Schnell jedoch zeigt sich, dass die bürgerliche Regierung im Gegenteil nicht einmal fähig ist, auch nur die drängendsten Probleme zu lösen. Unter ihr geht der Krieg weiter – unter fadenscheinigen Vorwänden. Denn die kapitalistische Klasse will ihre Pläne nicht aufgeben, durch den Krieg neue Herrschaftsgebiete und Profitquellen zu erobern.
Unter ihr bekommen die Millionen landlosen Bauern weiterhin kein Land. Die bürgerliche Regierung scheut sich, das geheiligte Eigentum der Großgrundbesitzer anzutasten. Außerdem verkauft ein Teil der Adeligen aus Angst vor der Revolution seine Ländereien freiwillig an reiche Bauern und Kapitalisten. Die Regierung, die die Interessen eben dieser Kapitalisten vertritt, hat kein Interesse daran, die Entwicklung zu stoppen und das Land stattdessen umsonst unter den Millionen armen Bauern aufzuteilen.

Und die Versorgung mit Brot, Kohle und Kleidung organisiert die Regierung auch nicht. Denn dafür müsste sie die Kapitalisten zwingen, ihre Waren zu bezahlbaren Preisen zu verkaufen. Stattdessen schützt sie die Kapitalisten dabei, wie sie aus dem Mangel und Elend noch Profit schlagen, indem sie die Preise immer weiter in die Höhe schrauben.

Vier Monate nach dem Sturz des Zaren ist die Lage für die arbeitende Bevölkerung also noch immer katastrophal. Die Bolschewiki, die Partei von Lenin und Trotzki, sind die einzige, die den Grund hierfür erklären. Bereits im März 1917 schreibt Lenin: Die bürgerliche „Regierung kann (…) dem Volk weder Frieden, noch Brot, noch Freiheit geben.“ Um dies zu bekommen, können sich die Arbeiter „nur auf die eigenen Kräfte, auf die eigene Organisation, auf den eigenen Zusammenschluss, auf die eigene Bewaffnung“ verlassen. Die Arbeiter und Bauern müssen selber die vollständige Macht übernehmen. „Alle Macht den Sowjets“!

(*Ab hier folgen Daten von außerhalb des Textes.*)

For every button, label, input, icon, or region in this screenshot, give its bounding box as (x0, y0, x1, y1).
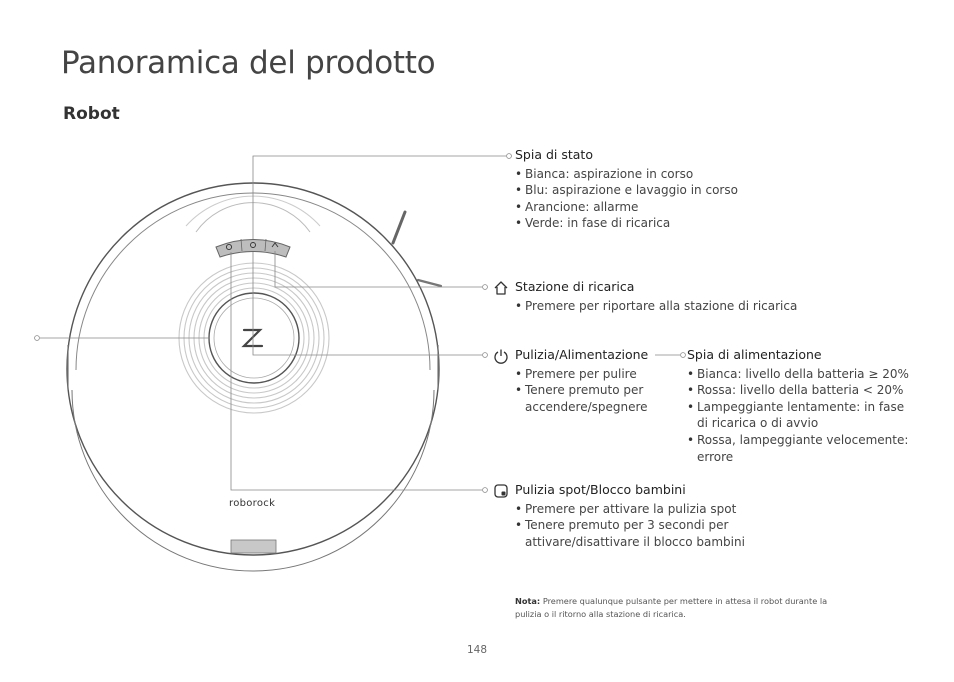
list-item: • Rossa, lampeggiante velocemente: errore (687, 432, 912, 465)
page-title: Panoramica del prodotto (61, 45, 436, 81)
status-light-list (515, 166, 795, 232)
list-item: • Premere per pulire (515, 366, 660, 383)
dock-title: Stazione di ricarica (515, 279, 635, 294)
side-brush-2 (418, 280, 441, 286)
power-light-title: Spia di alimentazione (687, 347, 822, 362)
page-number: 148 (466, 644, 488, 656)
list-item: • Tenere premuto per 3 secondi per attivare/disattivare il blocco bambini (515, 517, 755, 550)
list-item: • Tenere premuto per accendere/spegnere (515, 382, 660, 415)
bumper-tab (231, 540, 276, 553)
power-icon (493, 348, 509, 364)
robot-brand: roborock (229, 498, 276, 509)
callout-dock (515, 279, 815, 314)
list-item: • Arancione: allarme (515, 199, 795, 216)
list-item: • Premere per attivare la pulizia spot (515, 501, 755, 518)
callout-power (515, 347, 660, 415)
dock-list (515, 298, 815, 315)
note (515, 595, 845, 620)
list-item: • Premere per riportare alla stazione di ricarica (515, 298, 815, 315)
section-title: Robot (63, 104, 120, 124)
spot-title: Pulizia spot/Blocco bambini (515, 482, 686, 497)
callout-spot (515, 482, 755, 550)
callout-power-light (687, 347, 912, 465)
list-item: • Bianca: livello della batteria ≥ 20% (687, 366, 912, 383)
power-light-list (687, 366, 912, 466)
list-item: • Blu: aspirazione e lavaggio in corso (515, 182, 795, 199)
note-text: Premere qualunque pulsante per mettere in attesa il robot durante la pulizia o il ritorno alla stazione di ricarica. (515, 596, 828, 619)
home-icon (493, 280, 509, 296)
power-list (515, 366, 660, 416)
spot-list (515, 501, 755, 551)
list-item: • Bianca: aspirazione in corso (515, 166, 795, 183)
callout-status-light (515, 147, 795, 232)
list-item: • Rossa: livello della batteria < 20% (687, 382, 912, 399)
note-label: Nota: (515, 596, 541, 606)
list-item: • Verde: in fase di ricarica (515, 215, 795, 232)
power-title: Pulizia/Alimentazione (515, 347, 649, 362)
status-light-title: Spia di stato (515, 147, 593, 162)
list-item: • Lampeggiante lentamente: in fase di ricarica o di avvio (687, 399, 912, 432)
spot-clean-icon (493, 483, 509, 499)
side-brush (393, 212, 405, 243)
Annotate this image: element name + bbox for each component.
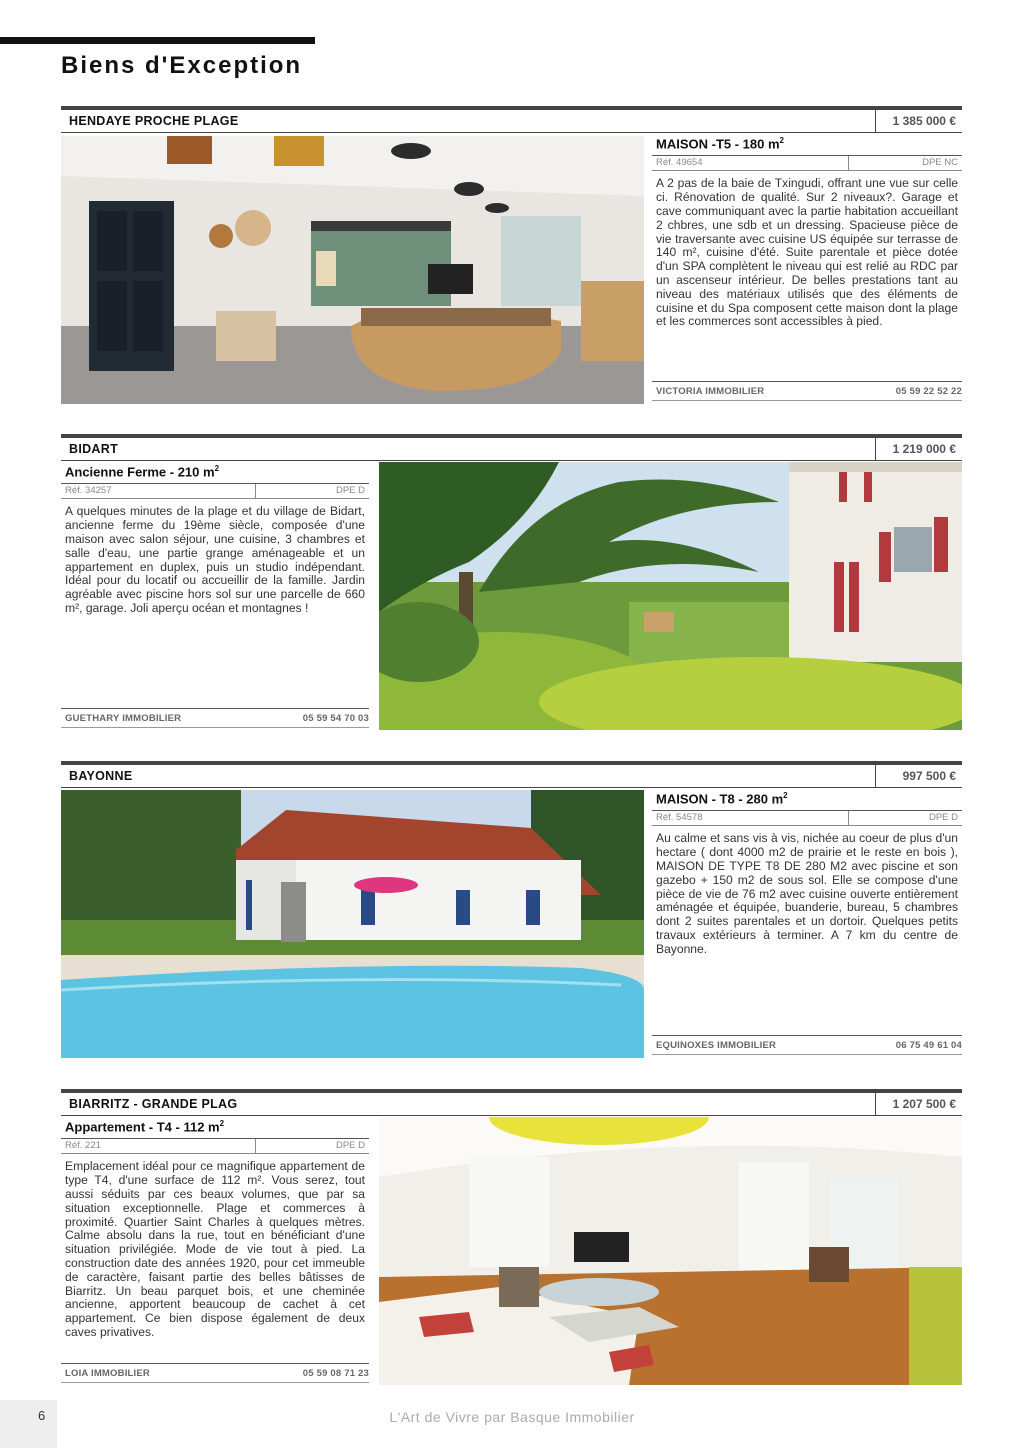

Am Anfang ist die kleine bolschewistische Partei mit diesen Ansichten in der absoluten Minderheit. Doch mit jedem Tag erfahren mehr Arbeiter, dass die Bolschewiki recht haben – als erstes in der Hauptstadt Petrograd, dem Herz der Revolution und Sitz der bürgerlichen Regierung. Als im Juni hier der erste gesamtrussische Sowjetkongress zusammenkommt, demonstrieren bereits hunderttausende Petrograder Arbeiter unter der Losung „Alle Macht den Sowjets“. Und im Oktober 1917, nach vier weiteren Monaten reicher Erfahrungen und Erkenntnisse, übernehmen die Arbeiter, Soldaten und Bauern in ganz Russland endgültig selber die Macht.